その約束は天のはからいで無残にも破られることになったのだった。
・・・・そして、冒頭のくだりである。
次の年の夏、私は子供のことに気が回らない父に、敢然と抗議をしたのである。
「どこの家も、夏休みにはどこか連れて行ってくれてるのに、どうしてうちは行かんとね・・・。」と
三度ほどもせがむと、さすがに父も観念したようで、
佐賀の玉屋デパートに行くことになった。
私の必死の抗議が受け入れられたのである。
佐賀に向かうバスの一番後部座席で、弟と三人、それは男ばかりの家族の夏休み旅行であった。
佐賀に着くと、暑さ凌ぎに食堂でかき氷を食べた。
父は黙って、例の苦虫を噛み潰したような表情で食べていたが、
三人は突然、「あいたたたたっ・・・」と頭やコメカミを押さえたりして
結局はなんとか、いちご味のかき氷を食べ終えたのだった。
そのあと、当時は呉服町にあった玉屋デパートに行くのだが、
私はエレベーターに乗れるのが何より嬉しくてたまらなかった。
当時はエレベーターなどという文明の利器は、田舎では極めて珍しく
乗って、格子戸のドアが閉まり、「チン」とベルが鳴ると、中は都会の匂いがしたものである。
そこで一番に行ったのが、勿論というか、当然に玩具売り場である。
学校の先生も当時は薄給の代名詞みたいなものだったから、
父は万年筆などを遠くから見ていたが、結局何も買わずに弟には画用紙とクレヨン・・・・。

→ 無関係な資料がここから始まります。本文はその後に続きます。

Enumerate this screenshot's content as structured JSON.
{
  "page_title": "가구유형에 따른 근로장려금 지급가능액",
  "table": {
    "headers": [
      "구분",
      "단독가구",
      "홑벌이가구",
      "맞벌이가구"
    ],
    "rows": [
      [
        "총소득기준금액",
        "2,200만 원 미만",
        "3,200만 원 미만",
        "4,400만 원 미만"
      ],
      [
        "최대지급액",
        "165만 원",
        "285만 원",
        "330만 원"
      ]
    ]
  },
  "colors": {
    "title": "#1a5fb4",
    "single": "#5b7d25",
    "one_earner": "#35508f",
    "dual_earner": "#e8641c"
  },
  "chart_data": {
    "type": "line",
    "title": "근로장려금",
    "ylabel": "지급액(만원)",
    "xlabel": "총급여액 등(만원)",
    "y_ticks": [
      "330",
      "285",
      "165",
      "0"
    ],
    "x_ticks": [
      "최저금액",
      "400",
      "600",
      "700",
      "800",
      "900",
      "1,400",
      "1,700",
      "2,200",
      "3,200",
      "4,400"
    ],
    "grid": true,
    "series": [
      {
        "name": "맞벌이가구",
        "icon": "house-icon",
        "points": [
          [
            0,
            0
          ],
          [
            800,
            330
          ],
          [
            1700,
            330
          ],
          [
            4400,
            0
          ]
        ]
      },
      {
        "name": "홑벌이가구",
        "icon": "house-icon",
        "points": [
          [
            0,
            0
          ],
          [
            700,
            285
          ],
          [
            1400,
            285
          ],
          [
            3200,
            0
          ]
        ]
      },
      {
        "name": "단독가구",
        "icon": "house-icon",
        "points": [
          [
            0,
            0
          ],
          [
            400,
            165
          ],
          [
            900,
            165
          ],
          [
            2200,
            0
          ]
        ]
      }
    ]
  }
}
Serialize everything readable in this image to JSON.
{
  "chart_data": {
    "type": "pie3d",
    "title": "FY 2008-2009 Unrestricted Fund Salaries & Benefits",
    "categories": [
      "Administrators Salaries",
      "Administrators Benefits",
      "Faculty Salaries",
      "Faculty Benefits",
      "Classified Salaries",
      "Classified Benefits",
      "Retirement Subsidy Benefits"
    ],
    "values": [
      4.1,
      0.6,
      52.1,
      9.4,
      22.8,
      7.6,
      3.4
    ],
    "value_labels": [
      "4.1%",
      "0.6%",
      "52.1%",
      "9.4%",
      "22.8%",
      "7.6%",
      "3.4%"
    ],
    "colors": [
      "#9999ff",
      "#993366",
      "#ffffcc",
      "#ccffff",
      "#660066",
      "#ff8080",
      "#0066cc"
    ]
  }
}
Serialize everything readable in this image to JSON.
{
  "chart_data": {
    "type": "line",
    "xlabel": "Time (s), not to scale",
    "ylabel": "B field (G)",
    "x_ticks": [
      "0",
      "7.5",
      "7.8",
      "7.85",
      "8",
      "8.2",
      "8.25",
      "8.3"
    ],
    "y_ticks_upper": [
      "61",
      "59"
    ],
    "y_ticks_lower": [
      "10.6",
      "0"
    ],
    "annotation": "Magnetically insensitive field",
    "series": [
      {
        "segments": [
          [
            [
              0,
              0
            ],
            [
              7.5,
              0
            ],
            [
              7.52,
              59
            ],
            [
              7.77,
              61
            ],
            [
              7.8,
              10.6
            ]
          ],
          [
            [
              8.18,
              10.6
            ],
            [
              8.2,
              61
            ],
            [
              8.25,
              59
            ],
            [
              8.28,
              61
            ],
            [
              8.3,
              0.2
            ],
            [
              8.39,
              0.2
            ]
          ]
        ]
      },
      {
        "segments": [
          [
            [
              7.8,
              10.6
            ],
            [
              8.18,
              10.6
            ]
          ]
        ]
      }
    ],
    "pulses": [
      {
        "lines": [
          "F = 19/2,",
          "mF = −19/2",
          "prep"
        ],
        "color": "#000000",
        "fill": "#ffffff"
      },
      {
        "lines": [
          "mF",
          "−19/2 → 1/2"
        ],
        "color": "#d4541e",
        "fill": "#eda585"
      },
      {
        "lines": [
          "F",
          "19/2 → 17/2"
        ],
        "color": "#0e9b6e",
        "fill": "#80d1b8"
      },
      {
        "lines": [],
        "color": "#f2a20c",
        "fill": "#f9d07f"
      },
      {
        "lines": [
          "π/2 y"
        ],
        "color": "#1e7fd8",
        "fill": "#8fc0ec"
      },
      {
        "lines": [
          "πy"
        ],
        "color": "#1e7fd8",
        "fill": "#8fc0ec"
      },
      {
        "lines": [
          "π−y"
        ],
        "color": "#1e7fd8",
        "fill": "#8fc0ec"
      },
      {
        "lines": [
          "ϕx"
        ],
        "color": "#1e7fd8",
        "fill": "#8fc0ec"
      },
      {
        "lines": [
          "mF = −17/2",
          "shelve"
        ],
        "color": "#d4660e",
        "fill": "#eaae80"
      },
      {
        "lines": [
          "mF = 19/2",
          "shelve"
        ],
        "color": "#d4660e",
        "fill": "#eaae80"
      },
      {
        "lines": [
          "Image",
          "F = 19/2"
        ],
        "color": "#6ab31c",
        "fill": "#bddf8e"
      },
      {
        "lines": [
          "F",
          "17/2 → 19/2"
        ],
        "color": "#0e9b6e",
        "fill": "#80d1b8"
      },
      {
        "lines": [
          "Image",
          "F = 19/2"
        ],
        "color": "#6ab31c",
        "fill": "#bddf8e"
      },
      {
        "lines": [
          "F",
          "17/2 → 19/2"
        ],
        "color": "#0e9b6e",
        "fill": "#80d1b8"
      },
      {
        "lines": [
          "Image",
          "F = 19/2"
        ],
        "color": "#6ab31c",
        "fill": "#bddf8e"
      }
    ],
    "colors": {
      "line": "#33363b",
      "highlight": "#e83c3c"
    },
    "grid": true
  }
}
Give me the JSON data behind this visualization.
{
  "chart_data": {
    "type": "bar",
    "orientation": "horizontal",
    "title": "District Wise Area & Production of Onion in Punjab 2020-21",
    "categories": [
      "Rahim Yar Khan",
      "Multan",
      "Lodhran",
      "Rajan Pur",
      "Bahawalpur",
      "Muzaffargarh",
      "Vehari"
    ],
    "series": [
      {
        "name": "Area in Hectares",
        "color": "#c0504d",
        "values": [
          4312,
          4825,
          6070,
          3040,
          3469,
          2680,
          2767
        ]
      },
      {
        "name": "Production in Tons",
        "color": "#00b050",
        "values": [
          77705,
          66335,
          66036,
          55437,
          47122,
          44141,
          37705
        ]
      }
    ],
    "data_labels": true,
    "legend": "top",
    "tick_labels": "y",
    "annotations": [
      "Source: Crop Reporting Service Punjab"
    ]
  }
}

いかにも理科の先生らしく、私には「地球ゴマ」を買ってくれた。
これでまあ、父を通じて、間接的に8月の短い夏の約束は果たされたのである。
帰りのバスの後部座席で
無口な父が、まだ幼い二人の子供に対して
「今日は楽しかったか・・・。」
「今日はどうやったか・・・。」
と何度も何度も問いかけたのを今でも不思議に覚えている。
実は本当の約束があることについては、地球ゴマが嬉しくて言えなかったのだが、
しかし、その日はちゃんと近所の「中島おもちゃ屋」さんから花火セットが買ってあって、
庭先で父と私と弟、ラムネを呑みながら、隣の従兄達も一緒に、花火をした。
この歳になっても8月の約束のことを覚えているのだから、
何とも約束とは実に大切なものである。